IND Beyond COVID: Serum Institute of India Develops New Vaccines for Malaria and Dengue

The Serum Institute of India’s CEO announced that the company has enhanced its manufacturing capabilities to prepare for the launch of vaccines against diseases like malaria and dengue in the coming years. This was achieved by repurposing facilities previously used for COVID-19 vaccines. With the decrease in demand for COVID-19 vaccines, the company is now utilizing these facilities to manufacture its newer shots, which are expected to increase total production by two and a half billion doses.

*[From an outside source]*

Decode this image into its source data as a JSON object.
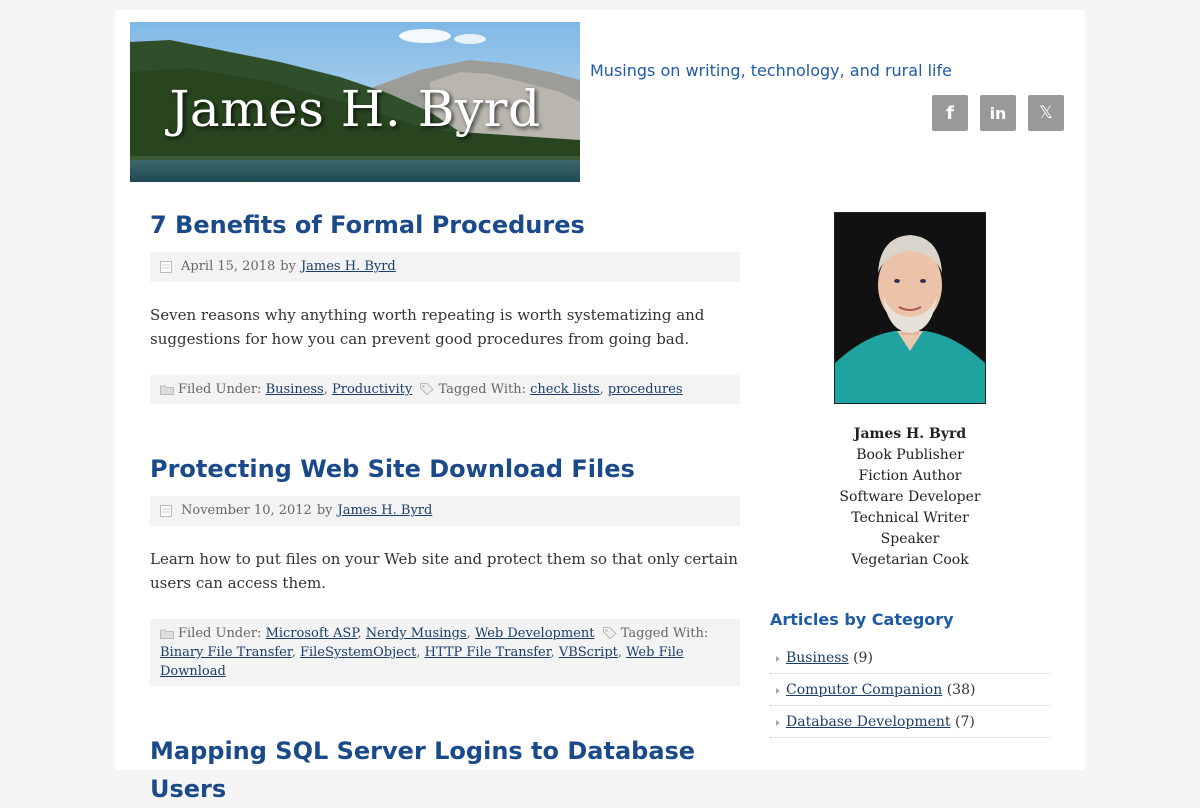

Serum Institute is known for producing AstraZeneca’s COVID-19 vaccine under the brand name Covishield in India, as well as Novavax’s protein-based COVID shots. The company made a significant investment of $2 billion during the peak of the global health crisis to enhance its production capacity. Currently, Serum sells approximately 1.5 billion vaccine doses annually, with a total production capacity of up to 4 billion doses.

CEO Adar Poonawalla highlighted the importance of this increased capacity, stating that in the event of a future pandemic, India could be fully vaccinated within three to four months. The company is also in discussions with other countries and governments to utilize its facilities in the event of future outbreaks, although specific details were not disclosed.

Serum Institute has the capacity to manufacture 100 million doses of its malaria vaccine and has already produced 25 million doses ahead of its launch in the coming months. Despite advancements in healthcare, malaria remains a significant public health concern, particularly in sub-Saharan Africa, where it claims the lives of more than half a million people, mainly young children, annually.

Poonawalla emphasized that Serum Institute’s focus is on exporting its vaccines, including the malaria shot, to other countries rather than entering into technology transfer deals. The company is also conducting trials for a single-dose dengue vaccine, which is another mosquito-borne disease. This vaccine, developed based on research by the US National Institutes of Health, is currently in early- to mid-stage trials in India, with late-stage trials expected to be completed within the next three years.

While Serum Institute is making strides in dengue vaccine development, Japan’s Takeda Pharmaceutical already offers a dengue shot in countries such as Indonesia, Thailand, Argentina, and Brazil, which are currently experiencing a shortage of vaccines. Other companies, including Indian Immunologicals, are also working on developing vaccines against dengue.